O relatório Algoritmos e Direitos: Tecnologias Digitais na Justiça Criminal, elaborado pelo Centro de Estudos de Segurança e Cidadania (Cesec) e ligado ao projeto O Panóptico, revela que ferramentas de inteligência artificial, reconhecimento facial e câmeras corporais estão ganhando espaço na rotina de investigações e processos criminais, sem critérios sólidos de governança e com riscos aos direitos fundamentais.
O estudo analisa como essas tecnologias vêm sendo incorporadas por polícias, Ministérios Públicos e tribunais no Brasil, muitas vezes sem registro formal, sem protocolos de governança e sem auditoria independente. Entre os alertas estão fragilidades técnicas e processuais que aumentam a probabilidade de erros e vieses nos algoritmos, especialmente em conjuntos de treinamento com menor representatividade.
Dados de transparência permanecem limitados: apenas 28,5% das Secretarias de Segurança Pública responderam a pedidos via Lei de Acesso à Informação sobre o uso dessas tecnologias; entre as Polícias Civis, dois terços não forneceram dados. Nos Ministérios Públicos, apenas três unidades admitiram o uso do reconhecimento facial, sem detalhar como os resultados são empregados nos procedimentos investigativos, e pouco se documenta nos autos mesmo quando há indícios de uso frequente, como a comparação de imagens de câmeras de segurança com bases policiais.

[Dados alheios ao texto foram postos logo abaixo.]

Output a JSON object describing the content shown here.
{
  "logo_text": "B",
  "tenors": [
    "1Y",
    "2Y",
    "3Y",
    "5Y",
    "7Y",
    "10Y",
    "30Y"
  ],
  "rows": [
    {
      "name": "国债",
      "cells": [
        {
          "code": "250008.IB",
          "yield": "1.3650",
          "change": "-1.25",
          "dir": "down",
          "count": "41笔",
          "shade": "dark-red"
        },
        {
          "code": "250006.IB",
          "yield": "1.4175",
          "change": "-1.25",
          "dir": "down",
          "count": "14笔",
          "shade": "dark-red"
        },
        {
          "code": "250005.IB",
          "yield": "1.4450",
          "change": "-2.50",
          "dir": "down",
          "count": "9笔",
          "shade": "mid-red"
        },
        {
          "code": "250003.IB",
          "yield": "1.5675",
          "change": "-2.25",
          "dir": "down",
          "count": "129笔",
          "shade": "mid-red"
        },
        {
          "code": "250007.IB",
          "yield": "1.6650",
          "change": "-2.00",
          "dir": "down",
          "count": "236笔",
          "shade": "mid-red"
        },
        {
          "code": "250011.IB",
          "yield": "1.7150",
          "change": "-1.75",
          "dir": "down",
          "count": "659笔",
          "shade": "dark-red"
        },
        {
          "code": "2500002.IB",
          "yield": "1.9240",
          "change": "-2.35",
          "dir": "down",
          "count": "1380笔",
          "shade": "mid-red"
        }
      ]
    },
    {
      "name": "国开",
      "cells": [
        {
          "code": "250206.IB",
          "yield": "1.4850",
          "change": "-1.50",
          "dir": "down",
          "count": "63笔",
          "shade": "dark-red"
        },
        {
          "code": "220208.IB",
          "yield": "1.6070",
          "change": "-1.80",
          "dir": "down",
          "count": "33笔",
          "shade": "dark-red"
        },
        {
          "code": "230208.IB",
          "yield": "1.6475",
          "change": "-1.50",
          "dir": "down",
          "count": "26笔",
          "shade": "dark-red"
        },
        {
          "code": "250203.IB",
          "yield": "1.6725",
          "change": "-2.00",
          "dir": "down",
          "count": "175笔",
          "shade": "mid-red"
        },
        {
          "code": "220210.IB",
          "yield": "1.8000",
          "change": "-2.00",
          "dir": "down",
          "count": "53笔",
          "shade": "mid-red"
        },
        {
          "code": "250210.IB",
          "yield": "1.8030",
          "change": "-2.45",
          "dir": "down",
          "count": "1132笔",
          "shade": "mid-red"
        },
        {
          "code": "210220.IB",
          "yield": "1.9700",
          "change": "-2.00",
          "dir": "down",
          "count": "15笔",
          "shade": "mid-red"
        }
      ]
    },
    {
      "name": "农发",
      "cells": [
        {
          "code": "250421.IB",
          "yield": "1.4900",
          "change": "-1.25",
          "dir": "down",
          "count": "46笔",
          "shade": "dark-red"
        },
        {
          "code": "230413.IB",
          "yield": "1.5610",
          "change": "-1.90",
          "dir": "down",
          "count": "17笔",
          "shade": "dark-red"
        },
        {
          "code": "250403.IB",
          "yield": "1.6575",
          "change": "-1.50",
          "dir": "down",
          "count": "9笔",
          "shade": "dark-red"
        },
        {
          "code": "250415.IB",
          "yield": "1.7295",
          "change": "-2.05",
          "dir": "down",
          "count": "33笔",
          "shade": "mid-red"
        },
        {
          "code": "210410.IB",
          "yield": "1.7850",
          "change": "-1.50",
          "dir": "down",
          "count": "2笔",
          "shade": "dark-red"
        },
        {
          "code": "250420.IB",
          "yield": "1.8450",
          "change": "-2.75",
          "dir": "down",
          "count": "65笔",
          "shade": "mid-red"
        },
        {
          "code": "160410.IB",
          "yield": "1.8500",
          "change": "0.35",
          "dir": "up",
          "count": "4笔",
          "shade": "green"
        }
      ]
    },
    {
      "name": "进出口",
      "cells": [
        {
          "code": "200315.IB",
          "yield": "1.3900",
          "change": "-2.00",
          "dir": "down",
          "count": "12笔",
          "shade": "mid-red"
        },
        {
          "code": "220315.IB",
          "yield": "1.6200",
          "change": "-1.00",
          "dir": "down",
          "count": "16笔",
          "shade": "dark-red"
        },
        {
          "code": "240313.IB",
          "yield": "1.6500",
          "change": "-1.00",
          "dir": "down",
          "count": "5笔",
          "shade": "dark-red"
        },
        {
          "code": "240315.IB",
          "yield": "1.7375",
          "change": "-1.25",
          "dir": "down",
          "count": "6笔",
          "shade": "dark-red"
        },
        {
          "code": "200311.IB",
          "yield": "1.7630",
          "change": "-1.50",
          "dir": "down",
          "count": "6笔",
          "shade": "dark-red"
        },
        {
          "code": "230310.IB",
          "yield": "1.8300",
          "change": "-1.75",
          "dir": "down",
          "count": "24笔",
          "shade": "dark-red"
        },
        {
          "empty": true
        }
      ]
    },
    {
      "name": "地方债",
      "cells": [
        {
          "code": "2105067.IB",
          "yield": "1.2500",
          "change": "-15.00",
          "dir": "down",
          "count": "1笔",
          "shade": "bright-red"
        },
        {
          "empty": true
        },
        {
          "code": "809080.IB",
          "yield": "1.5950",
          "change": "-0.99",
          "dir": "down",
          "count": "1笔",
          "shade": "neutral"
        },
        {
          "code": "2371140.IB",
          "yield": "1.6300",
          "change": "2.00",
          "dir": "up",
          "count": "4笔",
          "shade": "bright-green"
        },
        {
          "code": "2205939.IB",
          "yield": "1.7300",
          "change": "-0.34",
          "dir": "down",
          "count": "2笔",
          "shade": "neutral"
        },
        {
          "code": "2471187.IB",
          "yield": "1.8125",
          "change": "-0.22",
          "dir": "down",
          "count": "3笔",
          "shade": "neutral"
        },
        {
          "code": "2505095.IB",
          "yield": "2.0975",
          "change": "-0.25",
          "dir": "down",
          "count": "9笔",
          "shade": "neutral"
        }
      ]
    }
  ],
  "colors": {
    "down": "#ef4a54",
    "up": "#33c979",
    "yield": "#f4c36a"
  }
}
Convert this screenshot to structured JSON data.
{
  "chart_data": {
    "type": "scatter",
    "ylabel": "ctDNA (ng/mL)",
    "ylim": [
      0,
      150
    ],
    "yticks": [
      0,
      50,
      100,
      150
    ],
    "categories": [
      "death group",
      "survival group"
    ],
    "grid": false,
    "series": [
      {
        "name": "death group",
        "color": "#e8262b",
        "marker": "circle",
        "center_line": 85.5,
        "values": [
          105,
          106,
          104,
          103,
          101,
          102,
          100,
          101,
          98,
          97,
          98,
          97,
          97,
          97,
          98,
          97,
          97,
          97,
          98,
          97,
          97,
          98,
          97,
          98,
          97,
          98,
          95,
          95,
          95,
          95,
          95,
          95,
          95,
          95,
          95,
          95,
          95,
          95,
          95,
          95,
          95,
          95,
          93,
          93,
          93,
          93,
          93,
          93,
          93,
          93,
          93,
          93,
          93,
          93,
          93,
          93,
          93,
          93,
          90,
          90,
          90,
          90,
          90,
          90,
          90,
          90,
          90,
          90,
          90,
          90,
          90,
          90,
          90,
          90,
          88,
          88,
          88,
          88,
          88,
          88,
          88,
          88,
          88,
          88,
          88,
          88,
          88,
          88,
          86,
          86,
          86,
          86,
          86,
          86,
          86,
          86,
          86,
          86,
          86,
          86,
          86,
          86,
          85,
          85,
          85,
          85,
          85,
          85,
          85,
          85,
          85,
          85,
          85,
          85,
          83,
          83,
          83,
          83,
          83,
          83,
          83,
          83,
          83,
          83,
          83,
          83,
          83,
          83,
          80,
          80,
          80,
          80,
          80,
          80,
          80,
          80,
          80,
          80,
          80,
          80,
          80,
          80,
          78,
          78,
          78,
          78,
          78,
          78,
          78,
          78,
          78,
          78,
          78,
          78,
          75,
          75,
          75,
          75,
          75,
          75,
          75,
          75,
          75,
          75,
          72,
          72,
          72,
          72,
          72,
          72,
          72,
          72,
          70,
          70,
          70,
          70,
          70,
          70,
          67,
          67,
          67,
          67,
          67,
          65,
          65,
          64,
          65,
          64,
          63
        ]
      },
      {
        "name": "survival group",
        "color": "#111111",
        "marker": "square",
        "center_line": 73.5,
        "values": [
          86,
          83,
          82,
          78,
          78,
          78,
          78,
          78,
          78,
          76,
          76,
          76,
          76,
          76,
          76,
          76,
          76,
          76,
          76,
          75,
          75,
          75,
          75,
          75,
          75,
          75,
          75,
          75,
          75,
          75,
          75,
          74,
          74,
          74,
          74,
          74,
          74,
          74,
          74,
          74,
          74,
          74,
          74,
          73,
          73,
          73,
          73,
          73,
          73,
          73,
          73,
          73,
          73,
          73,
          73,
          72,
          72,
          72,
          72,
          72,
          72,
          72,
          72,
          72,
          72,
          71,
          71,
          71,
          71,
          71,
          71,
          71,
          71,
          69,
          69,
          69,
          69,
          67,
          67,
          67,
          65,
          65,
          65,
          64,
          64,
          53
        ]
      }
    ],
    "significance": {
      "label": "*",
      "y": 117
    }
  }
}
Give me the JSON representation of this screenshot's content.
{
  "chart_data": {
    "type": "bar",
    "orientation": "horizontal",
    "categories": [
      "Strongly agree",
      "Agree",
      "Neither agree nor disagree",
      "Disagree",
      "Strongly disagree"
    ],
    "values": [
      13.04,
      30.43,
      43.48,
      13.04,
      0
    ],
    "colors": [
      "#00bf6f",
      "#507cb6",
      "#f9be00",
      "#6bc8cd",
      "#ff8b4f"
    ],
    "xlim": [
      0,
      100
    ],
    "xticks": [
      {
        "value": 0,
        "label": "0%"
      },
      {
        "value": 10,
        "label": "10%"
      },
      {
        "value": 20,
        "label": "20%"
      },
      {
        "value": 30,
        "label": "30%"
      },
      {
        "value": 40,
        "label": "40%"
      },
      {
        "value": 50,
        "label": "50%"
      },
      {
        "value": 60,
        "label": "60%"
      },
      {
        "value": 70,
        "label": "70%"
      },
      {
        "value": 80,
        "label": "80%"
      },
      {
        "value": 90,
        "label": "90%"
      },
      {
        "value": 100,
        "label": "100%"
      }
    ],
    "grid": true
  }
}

O relatório detalha que 13 Secretarias de Segurança Pública afirmam usar reconhecimento facial, 4 negam e 12 não informaram; entre as Polícias Civis, 14 declararam empregar a tecnologia, mas apenas 3 detalham custos ou contratos e quase nenhuma descreve o vínculo entre o sistema e os procedimentos operacionais. No Ministério Público, o cenário é ainda mais opaco: apenas 3 unidades reconhecem o uso da tecnologia, enquanto 15 negam e 10 não informam, o que sugere presença difusa e pouco institucionalizada da IA na atuação investigativa e processual.
Quanto à Justiça, o levantamento aponta que tribunais brasileiros utilizam ao menos 63 sistemas de IA, que vão desde triagem de processos até apoio à redação de decisões. Contudo, 76% dos magistrados e servidores usam plataformas privadas, como ChatGPT e Copilot, para elaborar documentos judiciais, muitas vezes sem informar o responsável pela decisão e transferindo dados sensíveis a empresas estrangeiras. Embora o Conselho Nacional de Justiça tenha publicado, em 2025, uma resolução para regular o uso de IA, o Cesec aponta a carência de mecanismos de auditoria independente, critérios de responsabilização e padronização mínima entre tribunais.
No que se refere às câmeras corporais, o relatório sustenta que sua eficácia como ferramenta de transparência e accountability depende mais do ecossistema institucional do que da própria tecnologia. “Quando acompanhadas de protocolos de acionamento automático, preservação da cadeia de custódia e acesso isonômico às imagens, essas ferramentas podem fortalecer o controle externo da atuação policial. Em contextos de baixa governança, com controle interno das gravações pelas próprias corporações, tornam-se frágeis para a responsabilização e pouco úteis como prova, devendo a defesa ser protegida frente a interpretações enviesadas e falhas de custódia”, afirma o estudo.
O documento conclui que a adoção dessas tecnologias exige salvaguardas para o devido processo legal, com direito a contraditório e acompanhamento independente. O relatório aponta ainda a necessidade de padrões mínimos e auditorias para evitar que vieses e erros comprometam direitos fundamentais durante investigações e decisões judiciais.